Jackie Kennedy once said if you bungle raising your kids, nothing else you do really matters, so perhaps it's no surprise that a book about a Chinese-American mother's no-nonsense approach to parenting has become a best-seller and the topic of heated debate.

Consider this, Asians make up less than 5 percent of the U.S. population, but they account for nearly 13 percent of the students at Harvard and 34 percent at the University of California at Berkeley.

We have two perspectives on this debate.

"Tiger Mother" Author Defends Harsh Parenting



BEIJING - Here, the Chinese mother doesn't fit the American stereotype, CBS News Correspondent Celia Hatton reports.

(Scroll down to watch two videos on this report)

Wang Li and her daughter are inseparable whether sharing the ice on skates or their love for music on a piano bench.

Like most in China, Wang isn't familiar with Amy Chua's book, "Battle Hymn of the Tiger Mother", but this Chinese mother is sure she doesn't fit Chua's ethnic typecast of a tough-as-nails disciplinarian.

"As a parent, you are your child's closest friend," she said through a translator. "You are supposed to give her as much attention as you can instead of verbally hurting her."

Chua's book talks about "Chinese mothers", but in a country of more than 1.3 billion people, it's tough to make any generalizations about how parents raise their children.

Most Chinese families are only allowed one child under the country's strict family-planning rules. The chance to be a parent just once -- and the pressure to get it right -- has led China to have its own fierce disputes over child-raising.

Spoiled only-children and lax parenting are a national obsession linked to a host of issues from Internet addictions to soaring child obesity.

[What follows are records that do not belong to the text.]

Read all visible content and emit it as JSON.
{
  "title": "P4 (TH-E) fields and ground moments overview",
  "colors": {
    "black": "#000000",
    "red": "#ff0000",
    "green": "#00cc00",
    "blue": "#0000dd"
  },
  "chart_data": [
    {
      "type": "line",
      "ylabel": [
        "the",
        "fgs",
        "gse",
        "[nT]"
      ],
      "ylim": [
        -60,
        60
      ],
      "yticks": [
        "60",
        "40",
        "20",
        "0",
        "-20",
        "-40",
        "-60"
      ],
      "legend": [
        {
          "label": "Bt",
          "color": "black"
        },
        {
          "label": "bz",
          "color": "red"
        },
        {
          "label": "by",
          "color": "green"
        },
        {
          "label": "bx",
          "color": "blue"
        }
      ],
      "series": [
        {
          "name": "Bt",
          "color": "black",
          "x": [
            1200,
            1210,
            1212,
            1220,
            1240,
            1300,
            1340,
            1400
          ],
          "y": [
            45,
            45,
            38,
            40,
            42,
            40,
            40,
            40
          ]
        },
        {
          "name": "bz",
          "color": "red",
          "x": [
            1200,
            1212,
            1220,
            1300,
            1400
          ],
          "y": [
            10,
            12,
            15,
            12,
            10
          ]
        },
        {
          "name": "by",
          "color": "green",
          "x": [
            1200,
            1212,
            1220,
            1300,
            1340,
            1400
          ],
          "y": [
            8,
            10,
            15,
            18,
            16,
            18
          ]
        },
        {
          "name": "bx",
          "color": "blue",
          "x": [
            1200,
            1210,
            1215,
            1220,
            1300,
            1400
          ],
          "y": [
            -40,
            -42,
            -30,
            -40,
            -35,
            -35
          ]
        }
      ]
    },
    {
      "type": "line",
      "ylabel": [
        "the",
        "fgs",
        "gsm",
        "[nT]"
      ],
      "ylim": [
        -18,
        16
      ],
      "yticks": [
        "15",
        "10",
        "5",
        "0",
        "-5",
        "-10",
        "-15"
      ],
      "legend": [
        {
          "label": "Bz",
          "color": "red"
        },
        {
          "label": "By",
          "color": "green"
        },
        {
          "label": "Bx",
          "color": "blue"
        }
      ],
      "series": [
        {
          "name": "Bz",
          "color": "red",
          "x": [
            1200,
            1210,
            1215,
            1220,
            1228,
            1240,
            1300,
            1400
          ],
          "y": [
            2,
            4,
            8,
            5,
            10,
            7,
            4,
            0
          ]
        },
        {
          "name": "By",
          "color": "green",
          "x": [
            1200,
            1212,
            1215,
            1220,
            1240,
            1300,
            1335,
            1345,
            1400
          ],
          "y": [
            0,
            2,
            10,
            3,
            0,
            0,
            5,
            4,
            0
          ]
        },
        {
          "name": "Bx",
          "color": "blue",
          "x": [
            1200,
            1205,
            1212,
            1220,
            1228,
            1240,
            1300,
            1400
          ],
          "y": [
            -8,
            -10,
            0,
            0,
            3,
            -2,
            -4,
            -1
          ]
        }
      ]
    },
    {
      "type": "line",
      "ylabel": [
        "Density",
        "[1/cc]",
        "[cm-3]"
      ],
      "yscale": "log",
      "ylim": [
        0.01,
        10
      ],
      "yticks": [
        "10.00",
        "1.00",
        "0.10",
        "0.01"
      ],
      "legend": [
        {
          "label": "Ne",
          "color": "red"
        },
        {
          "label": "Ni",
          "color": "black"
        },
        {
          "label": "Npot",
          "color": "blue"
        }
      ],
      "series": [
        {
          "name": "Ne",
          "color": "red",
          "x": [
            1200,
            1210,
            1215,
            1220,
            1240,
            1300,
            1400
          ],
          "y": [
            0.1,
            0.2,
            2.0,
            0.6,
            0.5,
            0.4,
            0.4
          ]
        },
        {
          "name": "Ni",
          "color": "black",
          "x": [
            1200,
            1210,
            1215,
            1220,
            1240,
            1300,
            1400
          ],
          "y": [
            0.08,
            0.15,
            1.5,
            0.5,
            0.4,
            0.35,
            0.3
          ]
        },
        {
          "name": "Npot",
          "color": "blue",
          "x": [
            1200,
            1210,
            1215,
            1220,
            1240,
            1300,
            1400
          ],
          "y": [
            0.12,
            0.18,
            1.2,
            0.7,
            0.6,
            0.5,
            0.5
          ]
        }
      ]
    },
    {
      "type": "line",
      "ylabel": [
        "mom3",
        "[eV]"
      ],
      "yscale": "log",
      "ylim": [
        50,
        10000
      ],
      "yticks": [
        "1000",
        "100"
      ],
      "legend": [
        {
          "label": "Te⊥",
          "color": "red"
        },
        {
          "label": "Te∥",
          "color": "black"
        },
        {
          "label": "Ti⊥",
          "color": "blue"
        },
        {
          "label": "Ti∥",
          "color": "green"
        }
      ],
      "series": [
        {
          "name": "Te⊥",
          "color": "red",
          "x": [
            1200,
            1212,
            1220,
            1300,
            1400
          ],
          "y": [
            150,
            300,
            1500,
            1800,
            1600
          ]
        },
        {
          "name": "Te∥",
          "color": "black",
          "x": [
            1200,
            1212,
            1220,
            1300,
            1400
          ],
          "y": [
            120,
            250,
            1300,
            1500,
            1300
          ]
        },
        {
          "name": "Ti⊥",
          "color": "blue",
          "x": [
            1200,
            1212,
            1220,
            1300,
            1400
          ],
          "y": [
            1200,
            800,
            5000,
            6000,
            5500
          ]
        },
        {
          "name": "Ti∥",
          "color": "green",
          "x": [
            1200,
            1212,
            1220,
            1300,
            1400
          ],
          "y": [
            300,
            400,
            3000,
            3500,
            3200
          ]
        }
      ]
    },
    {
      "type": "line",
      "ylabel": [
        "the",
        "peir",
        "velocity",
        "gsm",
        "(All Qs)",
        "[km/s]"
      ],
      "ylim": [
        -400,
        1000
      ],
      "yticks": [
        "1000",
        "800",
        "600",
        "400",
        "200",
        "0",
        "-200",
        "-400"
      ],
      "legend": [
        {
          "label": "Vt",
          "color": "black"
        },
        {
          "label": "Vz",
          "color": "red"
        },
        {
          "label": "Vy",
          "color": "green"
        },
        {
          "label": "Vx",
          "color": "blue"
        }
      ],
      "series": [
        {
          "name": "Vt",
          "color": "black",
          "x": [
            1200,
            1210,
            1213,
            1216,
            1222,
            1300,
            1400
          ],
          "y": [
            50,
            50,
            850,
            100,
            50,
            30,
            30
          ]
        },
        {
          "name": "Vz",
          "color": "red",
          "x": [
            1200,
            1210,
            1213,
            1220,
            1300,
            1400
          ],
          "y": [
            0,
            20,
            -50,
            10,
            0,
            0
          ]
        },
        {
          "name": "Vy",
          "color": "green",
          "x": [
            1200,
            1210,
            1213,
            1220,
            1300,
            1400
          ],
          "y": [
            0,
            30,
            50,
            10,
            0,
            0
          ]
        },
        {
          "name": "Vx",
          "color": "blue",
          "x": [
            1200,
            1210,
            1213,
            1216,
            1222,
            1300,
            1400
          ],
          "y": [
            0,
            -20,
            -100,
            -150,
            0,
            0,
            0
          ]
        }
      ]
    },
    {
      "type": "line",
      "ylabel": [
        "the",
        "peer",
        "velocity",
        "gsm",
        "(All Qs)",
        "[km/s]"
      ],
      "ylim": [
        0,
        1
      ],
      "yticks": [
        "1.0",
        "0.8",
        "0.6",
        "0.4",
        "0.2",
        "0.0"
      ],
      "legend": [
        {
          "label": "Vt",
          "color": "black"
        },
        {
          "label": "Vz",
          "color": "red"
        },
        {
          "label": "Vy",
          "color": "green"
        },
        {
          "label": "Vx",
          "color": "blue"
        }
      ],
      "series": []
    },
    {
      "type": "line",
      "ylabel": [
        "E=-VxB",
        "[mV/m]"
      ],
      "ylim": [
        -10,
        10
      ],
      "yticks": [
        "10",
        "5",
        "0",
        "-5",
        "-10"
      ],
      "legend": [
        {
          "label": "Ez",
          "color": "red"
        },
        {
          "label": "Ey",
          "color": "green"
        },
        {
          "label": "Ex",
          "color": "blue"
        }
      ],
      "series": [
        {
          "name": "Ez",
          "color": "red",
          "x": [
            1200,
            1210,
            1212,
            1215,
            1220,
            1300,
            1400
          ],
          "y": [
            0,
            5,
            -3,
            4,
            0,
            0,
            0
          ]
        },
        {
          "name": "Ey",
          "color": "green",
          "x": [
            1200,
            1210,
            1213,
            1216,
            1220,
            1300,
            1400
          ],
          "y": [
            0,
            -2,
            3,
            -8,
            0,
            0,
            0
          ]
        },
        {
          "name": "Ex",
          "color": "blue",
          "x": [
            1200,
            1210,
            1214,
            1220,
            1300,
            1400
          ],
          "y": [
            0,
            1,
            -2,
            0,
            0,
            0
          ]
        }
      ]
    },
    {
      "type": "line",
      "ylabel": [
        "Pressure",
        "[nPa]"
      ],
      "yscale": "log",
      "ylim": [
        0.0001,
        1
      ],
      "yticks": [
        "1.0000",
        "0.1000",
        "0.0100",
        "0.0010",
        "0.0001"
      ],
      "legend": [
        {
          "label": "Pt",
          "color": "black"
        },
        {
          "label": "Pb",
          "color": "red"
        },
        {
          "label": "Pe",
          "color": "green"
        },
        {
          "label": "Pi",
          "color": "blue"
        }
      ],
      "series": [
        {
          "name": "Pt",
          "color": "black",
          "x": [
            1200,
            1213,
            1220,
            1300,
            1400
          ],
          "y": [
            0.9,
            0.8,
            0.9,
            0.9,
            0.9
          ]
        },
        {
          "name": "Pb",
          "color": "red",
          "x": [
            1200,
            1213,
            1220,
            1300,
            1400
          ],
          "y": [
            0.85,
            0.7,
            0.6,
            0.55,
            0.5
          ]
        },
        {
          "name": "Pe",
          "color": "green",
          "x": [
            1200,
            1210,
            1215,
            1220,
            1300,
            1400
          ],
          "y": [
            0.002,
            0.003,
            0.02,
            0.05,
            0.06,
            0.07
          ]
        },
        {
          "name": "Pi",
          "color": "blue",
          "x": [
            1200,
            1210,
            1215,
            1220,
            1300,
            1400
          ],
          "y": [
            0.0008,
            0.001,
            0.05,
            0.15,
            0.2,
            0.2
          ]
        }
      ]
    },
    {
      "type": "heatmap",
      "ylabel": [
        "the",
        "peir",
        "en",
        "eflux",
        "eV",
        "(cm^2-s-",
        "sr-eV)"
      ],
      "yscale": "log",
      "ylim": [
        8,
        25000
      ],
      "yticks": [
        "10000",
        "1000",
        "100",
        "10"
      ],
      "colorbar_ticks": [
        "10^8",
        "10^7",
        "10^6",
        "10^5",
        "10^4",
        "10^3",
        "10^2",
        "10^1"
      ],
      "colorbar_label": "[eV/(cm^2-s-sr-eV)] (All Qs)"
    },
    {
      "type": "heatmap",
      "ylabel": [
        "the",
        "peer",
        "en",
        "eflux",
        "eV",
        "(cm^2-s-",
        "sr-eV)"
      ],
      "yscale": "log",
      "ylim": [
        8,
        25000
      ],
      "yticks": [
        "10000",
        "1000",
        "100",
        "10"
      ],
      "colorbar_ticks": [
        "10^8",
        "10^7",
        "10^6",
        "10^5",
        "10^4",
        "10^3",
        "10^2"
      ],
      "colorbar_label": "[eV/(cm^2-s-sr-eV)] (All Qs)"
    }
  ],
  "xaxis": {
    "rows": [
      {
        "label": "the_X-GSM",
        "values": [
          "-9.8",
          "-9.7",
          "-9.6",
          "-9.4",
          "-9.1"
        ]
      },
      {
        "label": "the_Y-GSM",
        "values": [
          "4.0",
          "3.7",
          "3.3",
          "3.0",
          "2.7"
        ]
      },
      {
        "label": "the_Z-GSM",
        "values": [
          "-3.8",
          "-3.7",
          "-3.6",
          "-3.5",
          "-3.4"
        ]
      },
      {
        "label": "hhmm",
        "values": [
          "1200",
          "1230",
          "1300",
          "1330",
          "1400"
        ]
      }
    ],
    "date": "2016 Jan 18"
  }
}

On the flip side, some pressure their children to succeed academically at any cost since just a fraction of the country's children will land a spot in a top college.

Still, many moms and dads are now questioning Chinese schools' use of rote learning and memorization. They're encouraging kids to discover their own passions.

"I won't force my son to do what I want him to do," Wang Hui, a stay-at-home mom, said through a translator. "I hope he'll be grown up enough to make his own decisions."

As China's astrological Year of the Tiger draws to a close, many here hope the myth of China's fierce tiger mothers will too.